清らかな笛音が聞こえる。


岩は大きすぎて俺たちにはルウの顔が見えない。


だけど、笛の音でわかる。


ルウがどんな表情で吹いているのかも、どんな気持ちなもかも。


「やっぱり姫様は上手ですよね」


「えぇ。タラバンを姫様が吹くと、わたしの心は宇宙にも上ってしまいますよ」


「ルウ、自分では下手だって思っているんだよねー。これのどこが下手なんだろー?」


俺とジンは顔を見合わせて笑った。


「何だかんだ言って、お前らってルウのこと大好きだよな」


すると、三人はニヤッと笑って言った。


「「それはお互い様ですよ?」」


俺は顔をひきつらせた。


……もしかして、コイツら……。


「あれぇ?知らないと思ってましたー?僕たちの情報網をバカにしないでくださいよぉ!ま、ルウはまだ婚約は無理らしいけどー?」


「えぇ。そうですよ。リク様。わたしなんか、リク様と初めて会ったときから王子だってことぐらい知ってました」


「わたくしは、先ほどサクラさんに教えてもらいました」


三人とも悪魔だな……。


俺がそんなことを思った瞬間、今まで砂埃などたっていなかったオアシスに突然大きな砂嵐が起きた。

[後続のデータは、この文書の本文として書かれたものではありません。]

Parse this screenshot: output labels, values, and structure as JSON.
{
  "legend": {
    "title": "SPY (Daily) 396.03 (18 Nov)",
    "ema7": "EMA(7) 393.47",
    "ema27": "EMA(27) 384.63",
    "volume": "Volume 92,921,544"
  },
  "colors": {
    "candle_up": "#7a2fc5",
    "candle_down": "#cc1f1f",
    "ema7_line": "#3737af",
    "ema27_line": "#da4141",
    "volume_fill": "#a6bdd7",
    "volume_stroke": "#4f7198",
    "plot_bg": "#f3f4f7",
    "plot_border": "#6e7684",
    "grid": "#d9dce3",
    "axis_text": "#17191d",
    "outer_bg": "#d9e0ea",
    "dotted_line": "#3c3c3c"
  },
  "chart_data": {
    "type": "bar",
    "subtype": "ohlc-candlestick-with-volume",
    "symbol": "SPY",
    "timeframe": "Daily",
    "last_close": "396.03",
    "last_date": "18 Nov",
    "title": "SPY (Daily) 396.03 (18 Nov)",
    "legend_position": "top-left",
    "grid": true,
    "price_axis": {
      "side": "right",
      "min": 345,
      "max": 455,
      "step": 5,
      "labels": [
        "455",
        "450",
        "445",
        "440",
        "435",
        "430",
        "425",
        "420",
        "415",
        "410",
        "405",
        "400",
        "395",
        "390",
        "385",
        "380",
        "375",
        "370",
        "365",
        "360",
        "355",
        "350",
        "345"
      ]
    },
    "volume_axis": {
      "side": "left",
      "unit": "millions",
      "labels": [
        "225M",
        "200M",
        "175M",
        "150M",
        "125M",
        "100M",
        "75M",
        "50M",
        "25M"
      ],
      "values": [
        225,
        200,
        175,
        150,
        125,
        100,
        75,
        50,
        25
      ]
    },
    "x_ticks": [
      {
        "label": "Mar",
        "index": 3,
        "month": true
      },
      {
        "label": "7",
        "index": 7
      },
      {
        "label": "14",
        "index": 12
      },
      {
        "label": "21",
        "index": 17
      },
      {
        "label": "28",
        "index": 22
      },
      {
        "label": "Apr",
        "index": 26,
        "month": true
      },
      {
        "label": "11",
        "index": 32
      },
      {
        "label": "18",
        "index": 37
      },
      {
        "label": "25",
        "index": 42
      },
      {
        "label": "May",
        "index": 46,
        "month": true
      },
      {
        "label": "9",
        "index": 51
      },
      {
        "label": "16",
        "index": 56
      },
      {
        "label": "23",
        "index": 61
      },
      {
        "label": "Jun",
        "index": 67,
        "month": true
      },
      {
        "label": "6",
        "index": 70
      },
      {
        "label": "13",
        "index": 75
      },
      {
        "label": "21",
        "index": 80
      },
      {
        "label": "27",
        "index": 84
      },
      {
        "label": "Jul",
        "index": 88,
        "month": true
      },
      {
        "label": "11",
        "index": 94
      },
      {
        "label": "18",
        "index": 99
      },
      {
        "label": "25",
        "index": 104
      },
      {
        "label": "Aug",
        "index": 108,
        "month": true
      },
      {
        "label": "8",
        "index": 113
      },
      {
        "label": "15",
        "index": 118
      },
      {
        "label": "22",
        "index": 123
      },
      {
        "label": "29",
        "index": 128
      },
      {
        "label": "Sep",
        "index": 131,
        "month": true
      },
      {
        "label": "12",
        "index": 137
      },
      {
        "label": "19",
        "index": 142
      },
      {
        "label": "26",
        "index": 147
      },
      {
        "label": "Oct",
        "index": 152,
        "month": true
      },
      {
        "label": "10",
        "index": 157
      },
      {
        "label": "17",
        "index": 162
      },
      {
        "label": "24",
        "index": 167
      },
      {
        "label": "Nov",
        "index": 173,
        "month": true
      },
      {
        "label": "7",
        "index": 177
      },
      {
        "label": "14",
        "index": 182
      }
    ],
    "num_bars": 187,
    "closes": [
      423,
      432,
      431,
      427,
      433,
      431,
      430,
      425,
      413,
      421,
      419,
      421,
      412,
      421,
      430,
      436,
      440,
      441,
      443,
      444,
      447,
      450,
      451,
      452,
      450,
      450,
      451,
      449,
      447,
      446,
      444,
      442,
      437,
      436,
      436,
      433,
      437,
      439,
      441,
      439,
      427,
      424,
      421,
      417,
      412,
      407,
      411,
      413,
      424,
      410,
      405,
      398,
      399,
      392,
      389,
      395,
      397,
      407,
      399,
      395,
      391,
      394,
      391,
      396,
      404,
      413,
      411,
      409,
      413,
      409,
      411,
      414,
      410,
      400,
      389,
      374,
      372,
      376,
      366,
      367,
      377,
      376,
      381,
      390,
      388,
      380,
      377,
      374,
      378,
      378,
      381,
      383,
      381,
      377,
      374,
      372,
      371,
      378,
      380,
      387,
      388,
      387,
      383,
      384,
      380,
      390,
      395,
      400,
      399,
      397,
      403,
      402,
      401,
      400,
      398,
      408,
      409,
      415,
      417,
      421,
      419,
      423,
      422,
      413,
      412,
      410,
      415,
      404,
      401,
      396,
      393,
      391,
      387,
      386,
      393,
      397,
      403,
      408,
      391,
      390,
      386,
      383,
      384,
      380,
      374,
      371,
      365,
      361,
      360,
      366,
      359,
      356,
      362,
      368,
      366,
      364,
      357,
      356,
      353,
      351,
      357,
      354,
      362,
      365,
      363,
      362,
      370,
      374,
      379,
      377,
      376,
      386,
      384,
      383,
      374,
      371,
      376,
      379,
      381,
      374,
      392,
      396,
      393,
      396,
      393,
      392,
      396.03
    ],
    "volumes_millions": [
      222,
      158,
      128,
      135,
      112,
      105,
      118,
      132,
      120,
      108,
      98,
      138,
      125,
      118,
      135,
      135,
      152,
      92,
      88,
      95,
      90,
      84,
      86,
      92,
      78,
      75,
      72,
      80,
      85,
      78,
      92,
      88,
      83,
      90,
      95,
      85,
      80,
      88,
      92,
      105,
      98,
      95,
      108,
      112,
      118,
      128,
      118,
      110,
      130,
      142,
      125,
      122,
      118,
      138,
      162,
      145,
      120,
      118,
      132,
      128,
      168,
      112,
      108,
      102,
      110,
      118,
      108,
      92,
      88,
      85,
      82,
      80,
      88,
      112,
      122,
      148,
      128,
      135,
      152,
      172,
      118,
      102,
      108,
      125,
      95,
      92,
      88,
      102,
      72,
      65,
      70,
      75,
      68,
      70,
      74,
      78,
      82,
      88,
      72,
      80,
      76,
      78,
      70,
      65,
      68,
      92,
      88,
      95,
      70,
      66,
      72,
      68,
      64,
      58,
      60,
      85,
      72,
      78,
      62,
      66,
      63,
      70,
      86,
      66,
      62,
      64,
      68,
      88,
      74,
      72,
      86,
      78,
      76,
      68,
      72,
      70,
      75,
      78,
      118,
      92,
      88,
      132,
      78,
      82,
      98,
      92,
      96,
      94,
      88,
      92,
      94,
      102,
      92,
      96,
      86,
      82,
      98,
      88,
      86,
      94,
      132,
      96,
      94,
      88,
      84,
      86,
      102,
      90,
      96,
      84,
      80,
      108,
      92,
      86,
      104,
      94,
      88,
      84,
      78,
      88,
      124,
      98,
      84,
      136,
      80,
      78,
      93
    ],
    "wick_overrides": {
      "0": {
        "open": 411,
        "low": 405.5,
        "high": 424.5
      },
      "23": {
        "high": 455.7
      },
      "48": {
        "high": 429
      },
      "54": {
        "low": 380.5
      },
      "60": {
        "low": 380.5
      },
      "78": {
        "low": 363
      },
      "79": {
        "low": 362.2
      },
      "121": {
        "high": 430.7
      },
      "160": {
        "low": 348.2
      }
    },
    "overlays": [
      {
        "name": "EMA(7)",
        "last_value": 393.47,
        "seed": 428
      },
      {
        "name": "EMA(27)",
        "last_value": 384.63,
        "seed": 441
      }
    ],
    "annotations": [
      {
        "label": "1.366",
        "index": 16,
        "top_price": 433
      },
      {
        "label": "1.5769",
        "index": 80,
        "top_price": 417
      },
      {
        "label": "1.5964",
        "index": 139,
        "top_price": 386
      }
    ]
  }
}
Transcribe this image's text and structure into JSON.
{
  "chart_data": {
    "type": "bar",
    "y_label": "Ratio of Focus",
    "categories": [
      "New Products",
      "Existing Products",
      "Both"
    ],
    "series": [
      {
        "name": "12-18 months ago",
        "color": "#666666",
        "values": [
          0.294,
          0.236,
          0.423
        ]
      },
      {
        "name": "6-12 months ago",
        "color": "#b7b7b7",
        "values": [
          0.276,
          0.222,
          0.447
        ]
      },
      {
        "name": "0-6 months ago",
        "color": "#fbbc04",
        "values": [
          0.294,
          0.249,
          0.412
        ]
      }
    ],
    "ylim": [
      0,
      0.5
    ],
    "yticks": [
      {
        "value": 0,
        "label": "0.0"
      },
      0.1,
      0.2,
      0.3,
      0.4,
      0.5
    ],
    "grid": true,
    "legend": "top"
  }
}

まるで俺たちとルウを引き離すかのように岩を砂嵐が覆い隠す。


「おい!!ルウ!!」


俺が岩に近づこうとした瞬間、フウが強い力で止めた。


フウの細い腕にそんな強い力があったことに驚きつつ、俺はフウから逃れようとした。


「リクさん!!落ち着け!!これは、ルウが決めたことだ!それに、ルウは絶対に死なない。こんなもので死ぬはずがない!ルウは、運も強いんだ!だから、ルウを信じてやれよ!!」


フウの目は真剣だった。


滅多に見せない真顔になっている。


フウも本当は心配で心配でたまらないんだ。


だが、ルウは助けてもらうことを嫌っている。


自分の力でどうにかしたいと思っている。


だから、サクラさんもラカもフウも手出しが出来ない。


「分かった。ルウを信じよう」


俺はその場にドカッと座り込んだ。


砂嵐はヒドイが、ルウが一番心配だ。


それでも今の俺たちに出来ることは、ただ祈るだけだ。


フウもラカもサクラさんもその場に座った。


ただ、ジンは立って馬の手綱を持っている。


それから、少し経ったときだったと思う。


突然、明るい光が差し込んだ。


「朱雀!!!!!!!」


ルウの声が響いた。


声だけで安心した。


砂嵐がどんどん消えて行く。


いつの間にか、目の前にあった大きな岩がなくなって、ルウともう一人、女性が宙に浮いていた。